None of this works for architecture, unfortunately. (How we would welcome the better boyfriend arriving in the form of a house that immediately understood and predicted our underlying needs and desires! It would protect us, affirm us, keep us warm at night, etc.) As Bernstein points out, there is not an online archive describing, in detail, the grammar or syntax of an excellent school, office, house or jail. You will not find lots of clearly annotated specimens in which high-performing architectural details are highlighted in a drawing with helpful labels such as: THIS WINDOW LETS IN THE MOST LIGHT WHILE LETTING OUT THE LEAST WARMTH or THIS ROOF STYLE REQUIRES LEAST LUMBER.

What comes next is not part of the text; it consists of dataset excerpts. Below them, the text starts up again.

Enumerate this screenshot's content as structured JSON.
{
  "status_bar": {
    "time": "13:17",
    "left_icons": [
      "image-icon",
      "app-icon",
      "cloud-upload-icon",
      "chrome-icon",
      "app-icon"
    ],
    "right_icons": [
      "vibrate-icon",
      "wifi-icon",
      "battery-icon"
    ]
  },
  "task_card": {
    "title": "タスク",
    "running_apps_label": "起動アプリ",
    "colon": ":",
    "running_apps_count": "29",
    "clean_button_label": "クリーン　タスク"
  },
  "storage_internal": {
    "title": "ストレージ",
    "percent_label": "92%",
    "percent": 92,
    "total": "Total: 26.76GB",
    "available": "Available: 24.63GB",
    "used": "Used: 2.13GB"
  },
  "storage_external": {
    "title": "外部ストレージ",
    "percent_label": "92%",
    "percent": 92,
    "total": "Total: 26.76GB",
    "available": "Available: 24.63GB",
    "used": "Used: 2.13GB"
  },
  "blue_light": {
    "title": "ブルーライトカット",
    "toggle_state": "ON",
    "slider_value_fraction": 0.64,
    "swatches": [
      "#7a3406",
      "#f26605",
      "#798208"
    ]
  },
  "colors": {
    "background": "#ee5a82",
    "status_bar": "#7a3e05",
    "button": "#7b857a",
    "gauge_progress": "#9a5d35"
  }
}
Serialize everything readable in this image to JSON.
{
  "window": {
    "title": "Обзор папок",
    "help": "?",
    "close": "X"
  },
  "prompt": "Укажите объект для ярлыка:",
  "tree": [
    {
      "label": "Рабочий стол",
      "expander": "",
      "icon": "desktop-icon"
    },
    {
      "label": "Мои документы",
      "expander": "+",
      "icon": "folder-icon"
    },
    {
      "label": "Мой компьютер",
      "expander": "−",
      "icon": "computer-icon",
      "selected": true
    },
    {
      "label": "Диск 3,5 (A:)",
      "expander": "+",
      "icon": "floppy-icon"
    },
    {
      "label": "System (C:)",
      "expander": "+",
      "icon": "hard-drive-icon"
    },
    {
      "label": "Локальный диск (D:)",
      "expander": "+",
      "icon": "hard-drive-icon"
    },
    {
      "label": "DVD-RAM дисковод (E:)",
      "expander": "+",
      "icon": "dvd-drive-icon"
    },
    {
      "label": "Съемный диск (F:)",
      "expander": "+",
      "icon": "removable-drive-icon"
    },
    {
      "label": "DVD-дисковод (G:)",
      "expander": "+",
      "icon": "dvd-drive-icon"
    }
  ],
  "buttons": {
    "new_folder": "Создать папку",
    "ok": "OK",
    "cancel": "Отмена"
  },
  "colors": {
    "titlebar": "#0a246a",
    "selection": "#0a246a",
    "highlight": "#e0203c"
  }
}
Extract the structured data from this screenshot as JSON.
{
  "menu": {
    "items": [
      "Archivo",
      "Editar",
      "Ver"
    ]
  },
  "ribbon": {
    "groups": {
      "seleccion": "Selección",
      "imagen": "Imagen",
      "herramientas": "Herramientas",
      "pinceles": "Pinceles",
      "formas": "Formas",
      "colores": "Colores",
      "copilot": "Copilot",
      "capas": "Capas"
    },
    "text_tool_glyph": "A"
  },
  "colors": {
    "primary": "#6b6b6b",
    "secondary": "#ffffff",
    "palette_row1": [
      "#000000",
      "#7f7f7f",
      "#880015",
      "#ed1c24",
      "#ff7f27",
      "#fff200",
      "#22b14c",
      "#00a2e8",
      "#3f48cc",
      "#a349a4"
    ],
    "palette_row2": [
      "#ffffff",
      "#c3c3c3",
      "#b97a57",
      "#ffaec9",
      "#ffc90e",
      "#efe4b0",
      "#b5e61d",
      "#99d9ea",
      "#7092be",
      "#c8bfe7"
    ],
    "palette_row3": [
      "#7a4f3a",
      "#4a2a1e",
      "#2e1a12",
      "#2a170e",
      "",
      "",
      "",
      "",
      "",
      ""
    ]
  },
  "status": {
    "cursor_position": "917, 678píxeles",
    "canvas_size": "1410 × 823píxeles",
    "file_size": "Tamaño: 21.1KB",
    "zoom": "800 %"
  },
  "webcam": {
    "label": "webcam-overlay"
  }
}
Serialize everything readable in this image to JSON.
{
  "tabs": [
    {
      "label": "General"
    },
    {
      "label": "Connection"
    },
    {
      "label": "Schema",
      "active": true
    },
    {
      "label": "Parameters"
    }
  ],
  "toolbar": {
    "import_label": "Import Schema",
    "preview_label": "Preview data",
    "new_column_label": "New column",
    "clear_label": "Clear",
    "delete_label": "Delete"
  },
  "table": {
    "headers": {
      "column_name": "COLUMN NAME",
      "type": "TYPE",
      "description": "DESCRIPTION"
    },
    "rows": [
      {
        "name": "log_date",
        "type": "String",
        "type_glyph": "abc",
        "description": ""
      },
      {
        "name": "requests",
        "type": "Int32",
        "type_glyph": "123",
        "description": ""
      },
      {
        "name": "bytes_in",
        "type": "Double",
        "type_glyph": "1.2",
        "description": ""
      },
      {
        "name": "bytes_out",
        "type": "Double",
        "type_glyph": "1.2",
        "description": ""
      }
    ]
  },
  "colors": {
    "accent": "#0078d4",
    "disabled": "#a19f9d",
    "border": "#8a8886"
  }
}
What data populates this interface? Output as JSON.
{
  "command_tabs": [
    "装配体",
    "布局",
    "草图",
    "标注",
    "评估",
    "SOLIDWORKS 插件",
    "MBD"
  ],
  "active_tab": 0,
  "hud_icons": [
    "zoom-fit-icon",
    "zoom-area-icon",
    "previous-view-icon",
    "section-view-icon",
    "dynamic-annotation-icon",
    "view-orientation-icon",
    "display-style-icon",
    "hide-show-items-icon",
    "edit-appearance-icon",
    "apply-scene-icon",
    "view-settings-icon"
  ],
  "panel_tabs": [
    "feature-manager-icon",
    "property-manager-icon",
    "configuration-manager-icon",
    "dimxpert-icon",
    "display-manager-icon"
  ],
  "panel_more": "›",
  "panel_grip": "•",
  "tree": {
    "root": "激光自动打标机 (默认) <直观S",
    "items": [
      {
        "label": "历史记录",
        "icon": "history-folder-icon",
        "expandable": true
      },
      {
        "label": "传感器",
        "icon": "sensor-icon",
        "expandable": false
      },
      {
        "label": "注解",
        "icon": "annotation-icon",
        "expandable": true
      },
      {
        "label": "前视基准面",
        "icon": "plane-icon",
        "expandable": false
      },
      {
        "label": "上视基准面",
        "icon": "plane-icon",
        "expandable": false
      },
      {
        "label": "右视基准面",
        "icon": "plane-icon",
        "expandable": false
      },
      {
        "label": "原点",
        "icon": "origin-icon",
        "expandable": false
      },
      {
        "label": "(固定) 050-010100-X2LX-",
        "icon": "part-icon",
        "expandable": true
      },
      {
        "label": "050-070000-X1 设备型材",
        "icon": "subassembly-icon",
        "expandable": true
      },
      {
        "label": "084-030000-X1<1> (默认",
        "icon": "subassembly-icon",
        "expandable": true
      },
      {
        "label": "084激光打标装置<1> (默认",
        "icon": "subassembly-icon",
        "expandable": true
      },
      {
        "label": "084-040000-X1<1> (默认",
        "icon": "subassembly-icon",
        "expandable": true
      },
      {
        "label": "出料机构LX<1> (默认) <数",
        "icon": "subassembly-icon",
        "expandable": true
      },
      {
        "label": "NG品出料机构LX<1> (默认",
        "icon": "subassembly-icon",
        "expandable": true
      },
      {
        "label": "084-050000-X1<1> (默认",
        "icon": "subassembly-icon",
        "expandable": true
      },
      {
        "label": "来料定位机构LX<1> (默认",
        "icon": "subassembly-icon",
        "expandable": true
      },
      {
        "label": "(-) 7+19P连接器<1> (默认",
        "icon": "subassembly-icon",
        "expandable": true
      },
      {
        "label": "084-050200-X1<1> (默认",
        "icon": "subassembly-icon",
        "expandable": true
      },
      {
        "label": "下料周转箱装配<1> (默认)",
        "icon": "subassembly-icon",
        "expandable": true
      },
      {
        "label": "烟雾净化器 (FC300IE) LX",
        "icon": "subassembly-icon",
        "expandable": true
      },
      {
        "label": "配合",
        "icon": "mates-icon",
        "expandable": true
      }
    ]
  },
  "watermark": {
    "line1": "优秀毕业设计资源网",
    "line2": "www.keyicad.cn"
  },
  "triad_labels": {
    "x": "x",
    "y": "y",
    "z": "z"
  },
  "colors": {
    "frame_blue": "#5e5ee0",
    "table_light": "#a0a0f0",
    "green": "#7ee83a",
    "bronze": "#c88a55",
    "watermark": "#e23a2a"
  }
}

Without specimens like these to suck down in large, krillish quantities, AI just cannot become a student of architecture; it puts the fireplace on the front porch. This shortage of indexed performance data is a fundamental problem for the field of architectural design as a whole, and it helps to explain not only why AI cannot touch it, but also why it has produced bad buildings so often for so long.
Jon Calame teaches art history at the Maine College of Art and Design and the University of Southern Maine. This column is supported by The Dorothea and Leo Rabkin Foundation.